初読み作家さん。直木賞候補の後に本屋大賞にノミネートされていたのを見て、図書館で予約してみました。
1944年ノルマンディー上陸作戦を実行した米国陸軍を舞台にしたミステリー。
なんと言っていいのか、感想が難しい。主人公はコック兵。彼の周りで起こった謎を仲間のコック兵や衛生兵と共に解いていくという、戦場で起こった「日常の謎」を扱ったミステリー。戦場を舞台にしている割には、謎自体はそんなに血生臭いものではなく、食材の「粉末卵」の消失や幽霊騒ぎなど、本当に「日常の謎」なんですよね。ただ、舞台が”戦場”なので、謎よりもその戦場の悲惨さや過酷さの方が胸にずーんとくる。読み終わって、一体どっちがメインなの?と聞きたくなる、そんなお話でした。

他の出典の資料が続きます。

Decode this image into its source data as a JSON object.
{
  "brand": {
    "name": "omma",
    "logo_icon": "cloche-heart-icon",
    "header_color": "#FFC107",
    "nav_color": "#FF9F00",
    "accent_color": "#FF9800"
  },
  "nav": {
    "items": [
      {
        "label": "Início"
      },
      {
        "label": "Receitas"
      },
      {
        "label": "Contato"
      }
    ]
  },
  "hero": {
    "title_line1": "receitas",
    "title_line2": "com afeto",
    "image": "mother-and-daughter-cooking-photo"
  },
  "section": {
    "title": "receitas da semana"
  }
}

私的には、謎自体はそこまで「うっわー!」とテンションがあがるものではないので、戦場ということの方が強く印象に残りました。なので、ミステリー小説というよりも、戦争小説という位置付けになってしまいます。第二次世界大戦のノルマンディー上陸作戦ということで、過酷さが半端ない。戦場での兵士たちの姿が胸に迫ってきて、読みながらとても重苦しい気持ちになっていきました。

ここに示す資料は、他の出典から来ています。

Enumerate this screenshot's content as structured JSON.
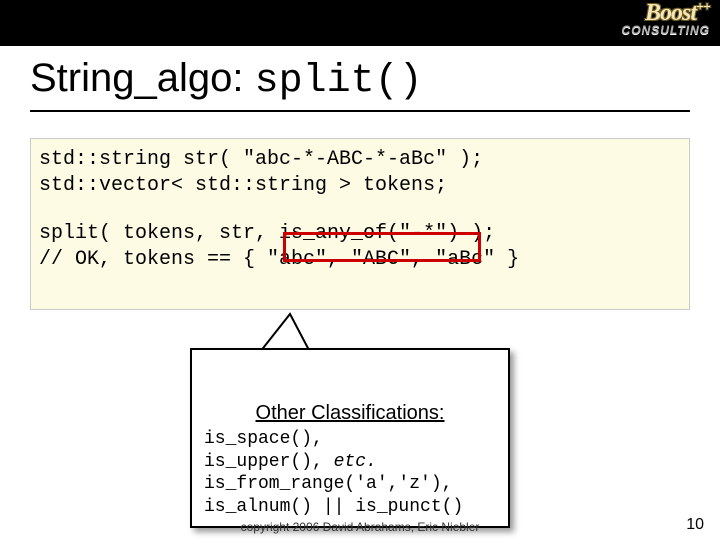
{
  "logo": {
    "main": "Boost",
    "sup": "++",
    "sub": "CONSULTING"
  },
  "title": {
    "pre": "String_algo: ",
    "mono": "split()"
  },
  "code": {
    "l1": "std::string str( \"abc-*-ABC-*-aBc\" );",
    "l2": "std::vector< std::string > tokens;",
    "l3": "split( tokens, str, is_any_of(\"-*\") );",
    "l4": "// OK, tokens == { \"abc\", \"ABC\", \"aBc\" }"
  },
  "callout": {
    "title": "Other Classifications:",
    "l1": "is_space(),",
    "l2a": "is_upper(), ",
    "l2b": "etc.",
    "l3": "is_from_range('a','z'),",
    "l4": "is_alnum() || is_punct()"
  },
  "footer": "copyright 2006 David Abrahams, Eric Niebler",
  "page": "10"
}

ただ、そんな中でも、主人公がコック兵ということで、戦場での食事の様子が読めたのは興味深かった。携帯食ばかりなんだと思っていたけど、厨房機器を持ち込んで出来るだけ温かい食事を提供しようとする。物資の調達や機器の運搬と設置。戦場で行うのは大変なことだろ思うんですが、何処でどんな状況であろうと、温かい食事が食べられるというのは、それだけ大切なことだなんだということを改めて感じました。
確かに面白かったけれど、重苦しくもあり、手放しで「面白かったー!」と叫べない、なんとも微妙な作品でした。